The signals, he added, are also encrypted, so they are harder to fake.

The heart of the system is, again, the clock.

"Traditional atomic clocks, such as caesium and rubidium clocks, provide exceptional timing accuracy, but they are often too large, heavy, power-hungry and expensive to deploy at scale," Lokesh said.

VyomIC says it is building its own compact atomic clock that matches their stability while being far smaller and cheaper to fly, important when you plan to launch more than 200 satellites.

Every navigation satellite, NavIC included, carries an atomic clock, an extraordinarily precise timekeeper that uses the steady vibrations of atoms to mark time. The system works out your position by measuring, to within billionths of a second, how long each signal takes to reach you, so even a tiny timing error throws the location off, which is why these clocks are so critical and so hard to get right. (Photo: Isro)

The company is filing several patents around this miniature timing technology.

VyomIC's targets are exact: positioning accurate to within five centimetres, and time accurate to within five billionths of a second.

Its satellites would talk to one another through inter-satellite links, passing timing and position between themselves, so the whole network stays in step, and would be replaced roughly every five years, far more often than the decade or more that traditional navigation satellites stay in orbit, so the technology never goes stale.

NavIC's final atomic clock stopped working on March 13, 2026. NavIC needs four satellites to operate, but only three remain active now. (AI-generated image)

Lokesh was emphatic that this is meant to sit alongside India's existing system. "VyomIC is being built as an independent system, and is also designed to work seamlessly alongside existing systems such as NavIC, adding another layer of accuracy, resilience and redundancy," he said.

A ground demonstration is planned for October 2026, with the first two satellites due in orbit in 2027.

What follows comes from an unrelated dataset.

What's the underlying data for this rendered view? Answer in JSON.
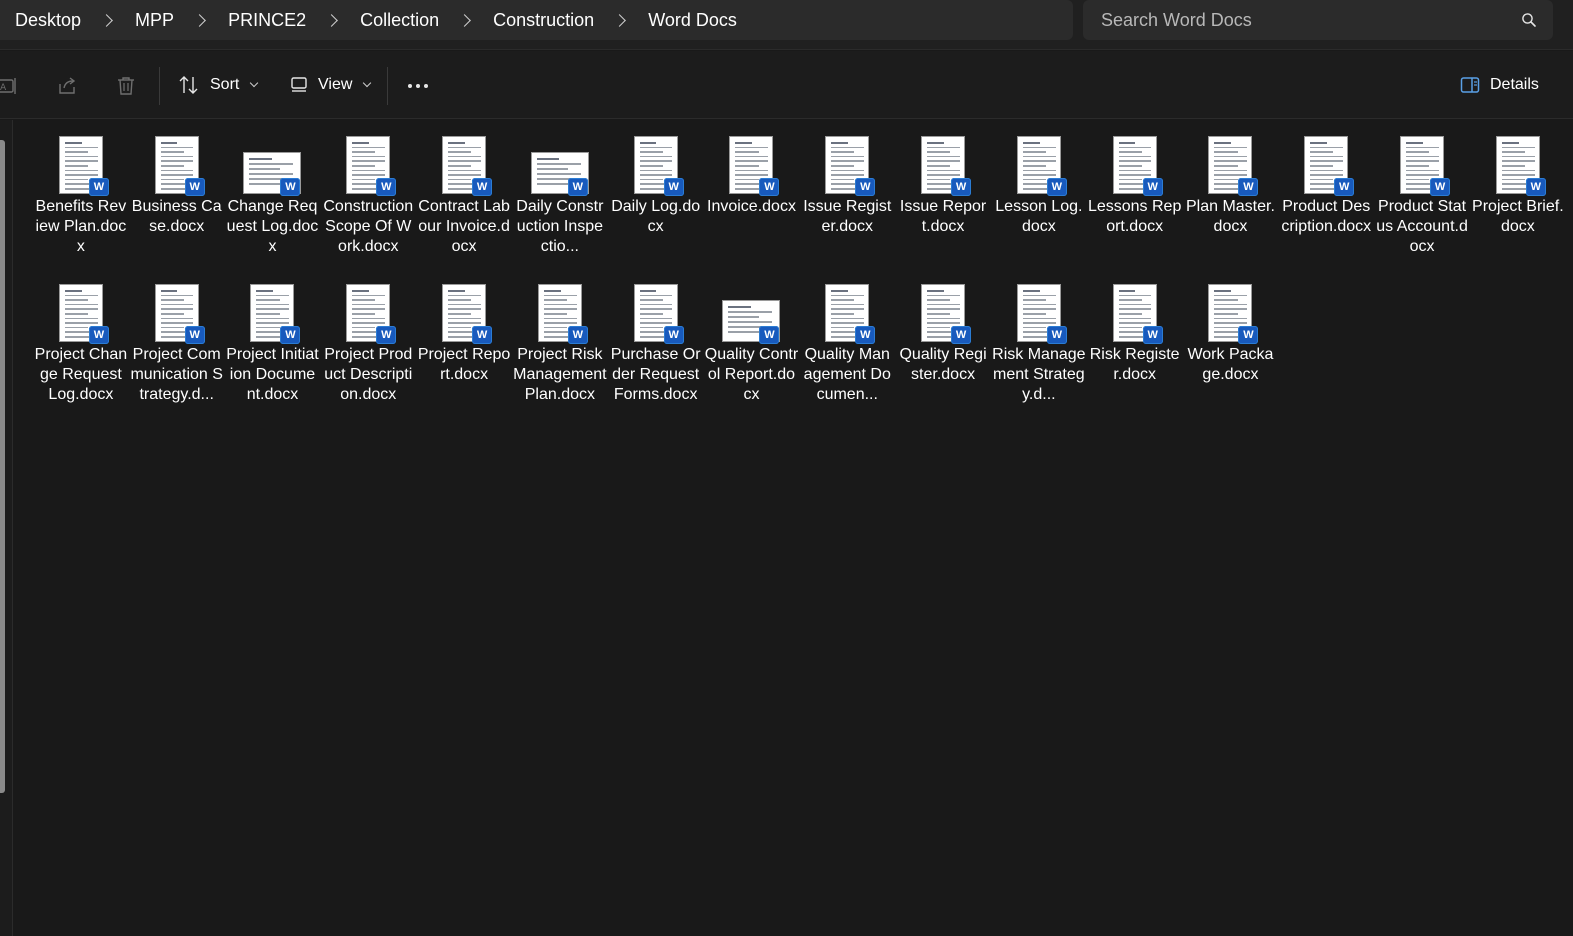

VyomIC's first customers, Lokesh said, are likely to be in defence, where jamming and spoofing are growing threats, followed by autonomous machines such as drones and self-driving vehicles, and timing-hungry industries such as telecom networks, power grids, financial markets and data centres, all of which silently depend on precise time.

THE MAP THAT DRAWS ITSELF

There is a moment in every conflict when the satellites go quiet.

Not because they fail. Because someone makes them fail.

Think of a blindfolded person walking through a familiar house. Despite having no GPS and being unable to see, they know they started at the front door, took seven steps forward, turned left, and walked four more. They still know exactly where they are. That is inertial navigation.

Ananth built this by designing two sensors entirely in India. Accelerometers, which feel changes in speed. And fibre-optic gyroscopes, which use loops of light to detect every turn.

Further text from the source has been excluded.